Os engenhosos macacos da caatinga

Macacos-prego que vivem nas áreas de caatinga do Nordeste usam pedras como ferramentas com freqüência espantosa. A constatação é de pesquisadores da Universidade de Cambridge (Inglaterra), em trabalho de campo realizado no Parque Nacional da Serra da Capivara (PI). Investigações anteriores indicavam que esse tipo de artifício é largamente difundido entre macacos-prego em cativeiro. No entanto, são raros os registros entre animais que vivem em seu hábitat natural.

Os macacos-prego ( Cebus apella libidinosus )  ocorrem em quase toda América do Sul e Central (foto: A. Moura)

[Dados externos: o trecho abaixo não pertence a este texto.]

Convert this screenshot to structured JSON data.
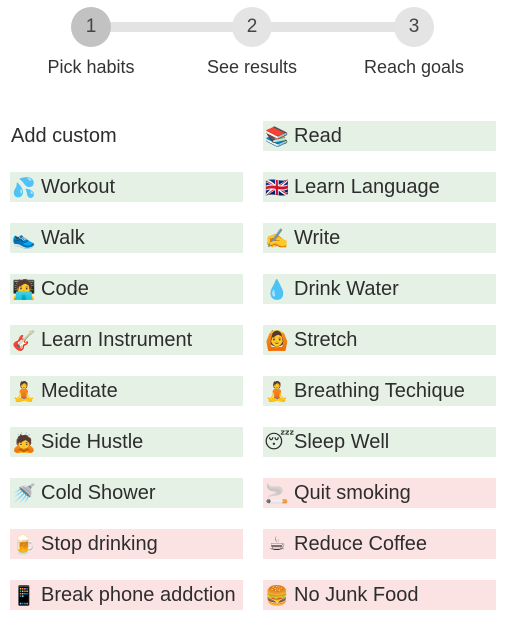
{
  "steps": [
    {
      "number": "1",
      "label": "Pick habits"
    },
    {
      "number": "2",
      "label": "See results"
    },
    {
      "number": "3",
      "label": "Reach goals"
    }
  ],
  "custom": {
    "label": "Add custom"
  },
  "habits": [
    {
      "emoji": "📚",
      "icon": "books-icon",
      "label": "Read",
      "kind": "good"
    },
    {
      "emoji": "💦",
      "icon": "sweat-droplets-icon",
      "label": "Workout",
      "kind": "good"
    },
    {
      "emoji": "🇬🇧",
      "icon": "uk-flag-icon",
      "label": "Learn Language",
      "kind": "good"
    },
    {
      "emoji": "👟",
      "icon": "sneaker-icon",
      "label": "Walk",
      "kind": "good"
    },
    {
      "emoji": "✍️",
      "icon": "writing-hand-icon",
      "label": "Write",
      "kind": "good"
    },
    {
      "emoji": "🧑‍💻",
      "icon": "technologist-icon",
      "label": "Code",
      "kind": "good"
    },
    {
      "emoji": "💧",
      "icon": "droplet-icon",
      "label": "Drink Water",
      "kind": "good"
    },
    {
      "emoji": "🎸",
      "icon": "guitar-icon",
      "label": "Learn Instrument",
      "kind": "good"
    },
    {
      "emoji": "🙆",
      "icon": "person-gesturing-ok-icon",
      "label": "Stretch",
      "kind": "good"
    },
    {
      "emoji": "🧘",
      "icon": "person-meditating-icon",
      "label": "Meditate",
      "kind": "good"
    },
    {
      "emoji": "🧘",
      "icon": "person-lotus-icon",
      "label": "Breathing Techique",
      "kind": "good"
    },
    {
      "emoji": "🙇",
      "icon": "person-bowing-icon",
      "label": "Side Hustle",
      "kind": "good"
    },
    {
      "emoji": "😴",
      "icon": "sleeping-face-icon",
      "label": "Sleep Well",
      "kind": "good"
    },
    {
      "emoji": "🚿",
      "icon": "shower-icon",
      "label": "Cold Shower",
      "kind": "good"
    },
    {
      "emoji": "🚬",
      "icon": "cigarette-icon",
      "label": "Quit smoking",
      "kind": "bad"
    },
    {
      "emoji": "🍺",
      "icon": "beer-mug-icon",
      "label": "Stop drinking",
      "kind": "bad"
    },
    {
      "emoji": "☕",
      "icon": "coffee-icon",
      "label": "Reduce Coffee",
      "kind": "bad"
    },
    {
      "emoji": "📱",
      "icon": "mobile-phone-icon",
      "label": "Break phone addction",
      "kind": "bad"
    },
    {
      "emoji": "🍔",
      "icon": "hamburger-icon",
      "label": "No Junk Food",
      "kind": "bad"
    }
  ],
  "colors": {
    "good_bg": "#e5f1e5",
    "bad_bg": "#fbe3e3",
    "active_step": "#c2c2c2",
    "step": "#e4e4e4",
    "track": "#e3e3e3"
  }
}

Os macacos observados pelos cientistas utilizam quase diariamente pequenas pedras para cavar o solo em busca de alimentos e para partir frutos, sementes e troncos ocos. Eles também se servem constantemente de gravetos para alcançar insetos, larvas ou mel no interior de árvores ocas e cavidades em rochas. De acordo com os dois cientistas que conduziram a pesquisa, os primatólogos Antonio Moura e Phillys Lee, o emprego de ferramentas para cavar ainda não havia sido observado em nenhuma outra espécie de primatas além dos seres humanos. Moura é brasileiro e faz doutorado em Cambridge.

Segundo os pesquisadores, a diferença na quantidade de registros de uso de ferramenta entre animais livres e os que vivem em cativeiro pode ser explicada pela disponibilidade de alimento. Quando em liberdade, os macacos buscam alimento mais freqüentemente na copa das árvores do que no chão. No cativeiro, a situação se inverte, uma vez que o espaço é limitado, geralmente não há arvores e as possibilidades para a procura de alimentos são restritas. Diante desse problema, usando ferramentas rudimentares os macacos costumam tentar alcançar raízes e quebrar sementes que não poderiam ser processadas para o consumo sem o uso das pedras e gravetos.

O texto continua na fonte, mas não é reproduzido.